A table:
CREATE TABLE events_holder(
id serial primary key,
version int not null,
data jsonb not null
);
Data field can be very very large (up to 100 Mb) and looks like this:
{
"id": 5,
"name": "name5",
"events": [
{
"id": 255,
"name": "festival",
"start_date": "2022-04-15",
"end_date": "2023-04-15",
"values": [
{
"id": 654,
"type": "text",
"name": "importance",
"value": "high"
},
{
"id": 655,
"type": "boolean",
"name": "epic",
"value": "true"
}
]
},
{
"id": 256,
"name": "discovery",
"start_date": "2022-02-20",
"end_date": "2022-02-22",
"values": [
{
"id": 711,
"type": "text",
"name": "importance",
"value": "low"
},
{
"id": 712,
"type": "boolean",
"name": "specificAttribute",
"value": "false"
}
]
}
]
}
I want to select data field by version, but filtered with extra condition: where events end_date > '2022-03-15'. And the output must look like this:
{
"id": 5,
"name": "name5",
"events": [
{
"id": 255,
"name": "festival",
"start_date": "2022-04-15",
"end_date": "2023-04-15",
"values": [
{
"id": 654,
"type": "text",
"name": "importance",
"value": "high"
},
{
"id": 655,
"type": "boolean",
"name": "epic",
"value": "true"
}
]
}
]
}
How can I do this with maximum performance?
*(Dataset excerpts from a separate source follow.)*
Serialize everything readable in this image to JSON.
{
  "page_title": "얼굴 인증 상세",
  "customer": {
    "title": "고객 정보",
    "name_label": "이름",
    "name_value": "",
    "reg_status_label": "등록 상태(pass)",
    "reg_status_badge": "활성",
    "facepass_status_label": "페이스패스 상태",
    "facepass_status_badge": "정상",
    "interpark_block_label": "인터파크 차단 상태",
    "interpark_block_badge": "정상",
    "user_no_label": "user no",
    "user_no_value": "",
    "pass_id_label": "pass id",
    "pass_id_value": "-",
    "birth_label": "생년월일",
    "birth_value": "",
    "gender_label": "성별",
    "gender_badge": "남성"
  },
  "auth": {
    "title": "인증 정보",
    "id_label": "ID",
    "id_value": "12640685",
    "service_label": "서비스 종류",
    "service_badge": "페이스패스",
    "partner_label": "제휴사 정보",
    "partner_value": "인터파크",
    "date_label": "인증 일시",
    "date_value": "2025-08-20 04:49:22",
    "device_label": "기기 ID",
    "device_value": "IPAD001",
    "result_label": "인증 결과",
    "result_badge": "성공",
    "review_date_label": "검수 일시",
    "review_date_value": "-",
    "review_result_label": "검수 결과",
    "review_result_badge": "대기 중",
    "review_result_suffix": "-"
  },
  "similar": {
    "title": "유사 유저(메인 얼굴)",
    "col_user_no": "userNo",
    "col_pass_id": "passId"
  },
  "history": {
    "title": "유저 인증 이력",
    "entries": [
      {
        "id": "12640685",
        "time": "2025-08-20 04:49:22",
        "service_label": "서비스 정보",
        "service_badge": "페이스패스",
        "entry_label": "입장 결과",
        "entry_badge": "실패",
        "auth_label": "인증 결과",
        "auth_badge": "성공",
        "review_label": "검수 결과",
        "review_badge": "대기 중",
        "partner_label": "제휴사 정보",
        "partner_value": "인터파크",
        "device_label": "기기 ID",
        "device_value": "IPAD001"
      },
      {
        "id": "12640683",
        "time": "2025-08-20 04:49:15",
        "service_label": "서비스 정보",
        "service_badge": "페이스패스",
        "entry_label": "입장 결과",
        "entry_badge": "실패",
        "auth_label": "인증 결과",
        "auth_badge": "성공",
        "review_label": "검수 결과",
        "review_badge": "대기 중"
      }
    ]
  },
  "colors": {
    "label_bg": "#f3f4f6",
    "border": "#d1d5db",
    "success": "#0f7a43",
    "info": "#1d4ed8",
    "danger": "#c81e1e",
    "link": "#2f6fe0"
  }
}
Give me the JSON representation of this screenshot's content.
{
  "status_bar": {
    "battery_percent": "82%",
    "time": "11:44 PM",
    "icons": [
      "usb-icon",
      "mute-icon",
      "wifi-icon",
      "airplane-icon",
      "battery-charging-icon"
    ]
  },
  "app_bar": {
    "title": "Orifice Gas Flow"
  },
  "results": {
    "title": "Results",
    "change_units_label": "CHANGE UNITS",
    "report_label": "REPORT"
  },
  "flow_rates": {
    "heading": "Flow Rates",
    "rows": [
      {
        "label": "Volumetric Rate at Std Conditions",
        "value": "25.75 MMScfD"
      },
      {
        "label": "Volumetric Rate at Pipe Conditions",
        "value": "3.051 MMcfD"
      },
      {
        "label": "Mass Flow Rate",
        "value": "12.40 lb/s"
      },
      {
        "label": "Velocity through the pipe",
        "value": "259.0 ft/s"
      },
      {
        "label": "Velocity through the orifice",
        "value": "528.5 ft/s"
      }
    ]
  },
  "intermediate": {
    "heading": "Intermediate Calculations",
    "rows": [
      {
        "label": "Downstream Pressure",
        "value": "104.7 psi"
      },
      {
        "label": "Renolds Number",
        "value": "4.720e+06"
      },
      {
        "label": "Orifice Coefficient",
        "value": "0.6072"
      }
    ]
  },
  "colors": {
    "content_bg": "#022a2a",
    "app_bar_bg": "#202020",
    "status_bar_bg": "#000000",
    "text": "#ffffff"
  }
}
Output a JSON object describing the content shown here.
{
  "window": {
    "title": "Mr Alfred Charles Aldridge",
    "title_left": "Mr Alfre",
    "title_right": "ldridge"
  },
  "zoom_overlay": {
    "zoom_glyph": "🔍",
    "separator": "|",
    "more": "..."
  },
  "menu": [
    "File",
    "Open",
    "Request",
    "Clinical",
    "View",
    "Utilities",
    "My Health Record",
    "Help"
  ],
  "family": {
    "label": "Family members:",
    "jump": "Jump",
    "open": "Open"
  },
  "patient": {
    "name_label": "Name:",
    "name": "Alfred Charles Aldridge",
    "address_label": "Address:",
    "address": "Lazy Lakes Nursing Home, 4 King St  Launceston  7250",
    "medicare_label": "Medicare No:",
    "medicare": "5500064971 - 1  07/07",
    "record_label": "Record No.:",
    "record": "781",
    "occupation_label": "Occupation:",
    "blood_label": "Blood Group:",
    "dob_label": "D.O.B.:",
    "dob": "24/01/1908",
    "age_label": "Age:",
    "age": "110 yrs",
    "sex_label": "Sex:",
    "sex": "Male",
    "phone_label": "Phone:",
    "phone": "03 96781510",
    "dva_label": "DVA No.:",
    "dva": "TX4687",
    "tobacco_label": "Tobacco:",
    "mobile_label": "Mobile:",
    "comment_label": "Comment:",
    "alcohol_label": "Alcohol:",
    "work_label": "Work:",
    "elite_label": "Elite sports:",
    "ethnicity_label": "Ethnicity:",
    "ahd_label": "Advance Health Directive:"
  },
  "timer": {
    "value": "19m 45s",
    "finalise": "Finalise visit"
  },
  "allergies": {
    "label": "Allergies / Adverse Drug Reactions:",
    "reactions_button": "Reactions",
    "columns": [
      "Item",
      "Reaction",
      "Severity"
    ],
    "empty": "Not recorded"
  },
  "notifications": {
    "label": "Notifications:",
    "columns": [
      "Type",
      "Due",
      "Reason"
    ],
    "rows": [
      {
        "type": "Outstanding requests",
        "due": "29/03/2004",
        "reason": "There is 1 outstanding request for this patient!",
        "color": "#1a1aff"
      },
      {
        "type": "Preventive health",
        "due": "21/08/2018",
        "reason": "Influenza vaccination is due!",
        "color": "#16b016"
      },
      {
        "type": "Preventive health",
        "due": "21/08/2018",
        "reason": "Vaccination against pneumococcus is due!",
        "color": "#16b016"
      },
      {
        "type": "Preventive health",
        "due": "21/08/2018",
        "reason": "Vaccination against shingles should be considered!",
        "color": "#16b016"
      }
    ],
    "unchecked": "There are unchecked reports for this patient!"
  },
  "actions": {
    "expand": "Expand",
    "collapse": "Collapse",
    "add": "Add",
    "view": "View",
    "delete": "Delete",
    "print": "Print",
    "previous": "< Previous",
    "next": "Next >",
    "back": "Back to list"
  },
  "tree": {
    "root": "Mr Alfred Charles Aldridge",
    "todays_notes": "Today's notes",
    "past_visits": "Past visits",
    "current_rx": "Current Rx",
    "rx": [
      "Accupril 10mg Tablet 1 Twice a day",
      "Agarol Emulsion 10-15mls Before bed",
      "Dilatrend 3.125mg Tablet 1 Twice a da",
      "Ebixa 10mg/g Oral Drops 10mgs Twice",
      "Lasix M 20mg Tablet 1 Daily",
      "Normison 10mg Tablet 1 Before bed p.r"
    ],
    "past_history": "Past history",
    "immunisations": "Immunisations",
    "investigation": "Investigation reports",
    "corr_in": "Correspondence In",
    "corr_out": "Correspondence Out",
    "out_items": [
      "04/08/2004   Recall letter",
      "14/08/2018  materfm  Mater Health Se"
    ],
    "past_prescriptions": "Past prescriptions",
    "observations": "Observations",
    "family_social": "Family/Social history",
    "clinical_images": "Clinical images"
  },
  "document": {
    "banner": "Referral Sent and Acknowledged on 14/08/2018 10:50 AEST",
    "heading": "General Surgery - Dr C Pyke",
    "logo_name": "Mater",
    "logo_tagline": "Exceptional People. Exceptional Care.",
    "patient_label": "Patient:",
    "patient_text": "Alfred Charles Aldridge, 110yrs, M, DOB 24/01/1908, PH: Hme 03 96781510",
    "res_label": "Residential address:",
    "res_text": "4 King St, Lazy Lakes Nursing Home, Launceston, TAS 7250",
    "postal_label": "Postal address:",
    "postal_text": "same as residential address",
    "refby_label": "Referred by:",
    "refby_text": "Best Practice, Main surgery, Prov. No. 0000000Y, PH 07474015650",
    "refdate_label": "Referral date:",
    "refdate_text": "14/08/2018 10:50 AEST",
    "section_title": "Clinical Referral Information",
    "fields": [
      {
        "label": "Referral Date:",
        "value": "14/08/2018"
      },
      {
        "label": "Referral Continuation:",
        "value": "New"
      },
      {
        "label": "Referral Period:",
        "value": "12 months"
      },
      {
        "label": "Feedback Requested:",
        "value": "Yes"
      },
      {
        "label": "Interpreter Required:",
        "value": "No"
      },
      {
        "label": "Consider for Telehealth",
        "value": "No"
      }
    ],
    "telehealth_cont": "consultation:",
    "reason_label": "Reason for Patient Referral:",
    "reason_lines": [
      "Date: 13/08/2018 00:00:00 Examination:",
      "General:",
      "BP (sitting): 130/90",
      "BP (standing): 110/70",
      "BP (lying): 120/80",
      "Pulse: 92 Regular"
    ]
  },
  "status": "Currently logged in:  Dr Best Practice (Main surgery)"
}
How should I index the data field?
My primary solution:
with cte as (
select eh.id, eh.version, jsonb_agg(events) as filteredEvents from events_holder eh
cross join jsonb_array_elements(eh.data #> '{events}') as events
where version = 1 and (events ->> 'end_date')::timestamp >= '2022-03-15'::timestamp
group by id, version
)
select jsonb_set(data, '{events}', cte.filteredEvents) from events_holder, cte
where events_holder.id = cte.id;
But i don't think it's a good variant.
You can do this using a JSON path expression:
select eh.id, eh.version,
jsonb_path_query_array(data,
'$.events[*] ? (@.end_date.datetime() >= "2022-03-15".datetime())')
from events_holder eh
where eh.version = 1
and eh.data @? '$.events[*] ? (@.end_date.datetime() >= "2022-03-15".datetime())'
Given your example JSON, this returns:
[
{
"id": 255,
"name": "festival",
"values": [
{
"id": 654,
"name": "importance",
"type": "text",
"value": "high"
},
{
"id": 655,
"name": "epic",
"type": "boolean",
"value": "true"
}
],
"end_date": "2023-04-15",
"start_date": "2022-04-15"
}
]
Depending on your data distribution a GIN index on data
or an index on version
could help.
If you need to re-construct the whole JSON content but with just a filtered events
array, you can do something like this:
select (data - 'events')||
jsonb_build_object('events', jsonb_path_query_array(data, '$.events[*] ? (@.end_date.datetime() >= "2022-03-15".datetime())'))
from events_holder eh
...
(data - 'events')
removes the events
key from the json. Then the the result of the JSON path query is appended back to that (partial) object.